Par exemple, venir travailler à vélo, manger des produits locaux au déjeuner, limiter la consommation de papier, mais aussi à l’échelle plus collective, comme changer de fournisseurs en faveur d’autres plus consciencieux de leur impact sur l’environnement. L’idée est de sensibiliser les salariés sur les actions qu’il est possible de mettre en place, sans les imposer.

On est en droit d’être sceptique. Est-il encore raisonnable en 2021 de faire reposer les changements d’habitudes sur les consciences individuelles alors même que les entreprises sont à l’origine d’une grande partie des effets du changement climatique et des problèmes sociaux et environnementaux auxquels nous faisons face ? N’est-ce pas un peu facile pour les entreprises de se donner bonne conscience, et potentiellement bonne presse en encourageant leurs salariés à manger plus de légumes verts et moins de steaks saignants à la cantine ?

Pourtant, Maxime Marchand, co-fondateur de Mao Boa nous l’assure, ce n’est certainement pas du greenwashing. Ils utilisent les outils mis à disposition par l’Agence pour l’environnement et la transition écologique (l’ADEME) et sont donc capables d’estimer l’impact de chaque challenge réalisé par leurs clients. Une annonce bienvenue quand on connaît la propension des startups à imaginer des effets positifs sur tout ce qui peut l’être comme arguments de vente. 

Faire évoluer les collaborateurs, un premier pas pour faire bouger les modèles d’entreprises 

 

Le génie de l’idée vient surtout par ricochet. C’est-à-dire ?! Les employés, en s’engageant à avoir des comportements plus responsables, encouragés par leur entreprise, renforcent aussi leurs attentes par rapport à leur direction. C’est comme cela que les éléments plus stratégiques comme la façon de produire, de répartir la valeur ajoutée, de choisir ses matériaux, peut-être amenée à changer.

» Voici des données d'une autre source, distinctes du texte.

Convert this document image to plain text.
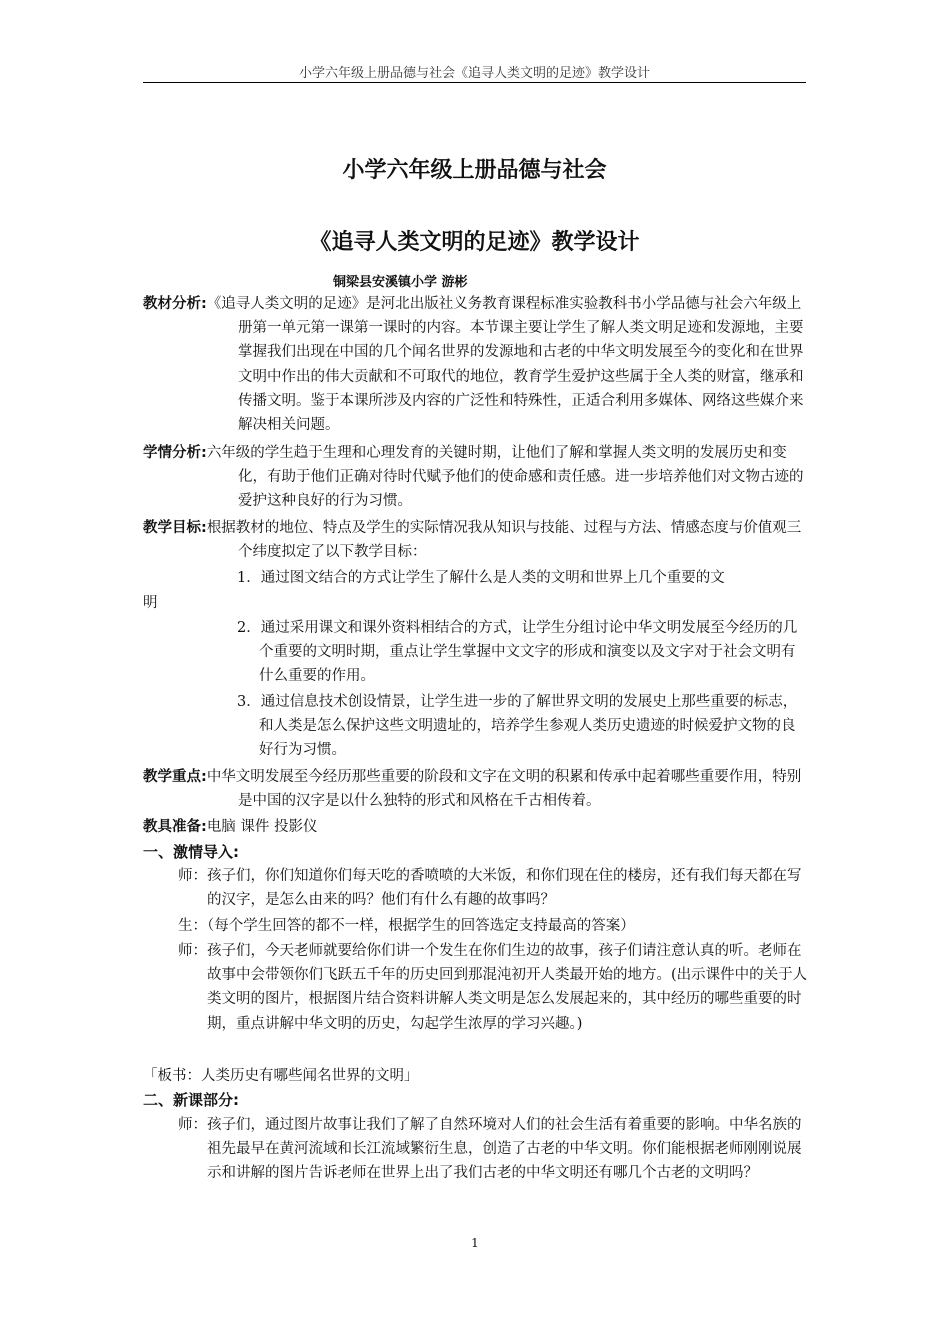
小学六年级上册品德与社会《追寻人类文明的足迹》教学设计
小学六年级上册品德与社会
《追寻人类文明的足迹》教学设计
铜梁县安溪镇小学 游彬
教材分析:《追寻人类文明的足迹》是河北出版社义务教育课程标准实验教科书小学品德与社会六年级上册第一单元第一课第一课时的内容。本节课主要让学生了解人类文明足迹和发源地，主要掌握我们出现在中国的几个闻名世界的发源地和古老的中华文明发展至今的变化和在世界文明中作出的伟大贡献和不可取代的地位，教育学生爱护这些属于全人类的财富，继承和传播文明。鉴于本课所涉及内容的广泛性和特殊性，正适合利用多媒体、网络这些媒介来解决相关问题。
学情分析:六年级的学生趋于生理和心理发育的关键时期，让他们了解和掌握人类文明的发展历史和变化，有助于他们正确对待时代赋予他们的使命感和责任感。进一步培养他们对文物古迹的爱护这种良好的行为习惯。
教学目标:根据教材的地位、特点及学生的实际情况我从知识与技能、过程与方法、情感态度与价值观三个纬度拟定了以下教学目标：
1．通过图文结合的方式让学生了解什么是人类的文明和世界上几个重要的文
明
2．通过采用课文和课外资料相结合的方式，让学生分组讨论中华文明发展至今经历的几个重要的文明时期，重点让学生掌握中文文字的形成和演变以及文字对于社会文明有什么重要的作用。
3．通过信息技术创设情景，让学生进一步的了解世界文明的发展史上那些重要的标志，和人类是怎么保护这些文明遗址的，培养学生参观人类历史遗迹的时候爱护文物的良好行为习惯。
教学重点:中华文明发展至今经历那些重要的阶段和文字在文明的积累和传承中起着哪些重要作用，特别是中国的汉字是以什么独特的形式和风格在千古相传着。
教具准备:电脑 课件 投影仪
一、激情导入:
师：孩子们，你们知道你们每天吃的香喷喷的大米饭，和你们现在住的楼房，还有我们每天都在写的汉字，是怎么由来的吗？他们有什么有趣的故事吗？
生：（每个学生回答的都不一样，根据学生的回答选定支持最高的答案）
师：孩子们，今天老师就要给你们讲一个发生在你们生边的故事，孩子们请注意认真的听。老师在故事中会带领你们飞跃五千年的历史回到那混沌初开人类最开始的地方。(出示课件中的关于人类文明的图片，根据图片结合资料讲解人类文明是怎么发展起来的，其中经历的哪些重要的时期，重点讲解中华文明的历史，勾起学生浓厚的学习兴趣。)
「板书：人类历史有哪些闻名世界的文明」
二、新课部分:
师：孩子们，通过图片故事让我们了解了自然环境对人们的社会生活有着重要的影响。中华名族的祖先最早在黄河流域和长江流域繁衍生息，创造了古老的中华文明。你们能根据老师刚刚说展示和讲解的图片告诉老师在世界上出了我们古老的中华文明还有哪几个古老的文明吗？
1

Maxime nous partage sa vision : 

“ Si on ne propose que des actions éco-responsables à un niveau individuel, je vais changer ma vie, ma manière de consommer mais je ne vais pas changer la vie de ma boîte. C’est pour cela que l’on a intégré des challenges dits “business” qui permettent de mettre en place des initiatives concrètes pour mon entreprise. “

D’autant plus que Mao Boa ambitionne de s’adresser aux PME et aux entreprises de tailles intermédiaires (dites ETI, entre 500 et 4999 salariés), qui représentent 49% de l’emploi salarié en France (INSEE, Etude Ipsos pour Randstad,2016), bien plus que les grands groupes dans lesquels des dispositifs similaires sont déjà déployés. La réflexion est intéressante. Plutôt que de quitter mon entreprise pour une entreprise plus engagée, plus responsable, n’est-ce pas plus important, ou pertinent, de transformer celle que je connais, pour laquelle je travaille actuellement ?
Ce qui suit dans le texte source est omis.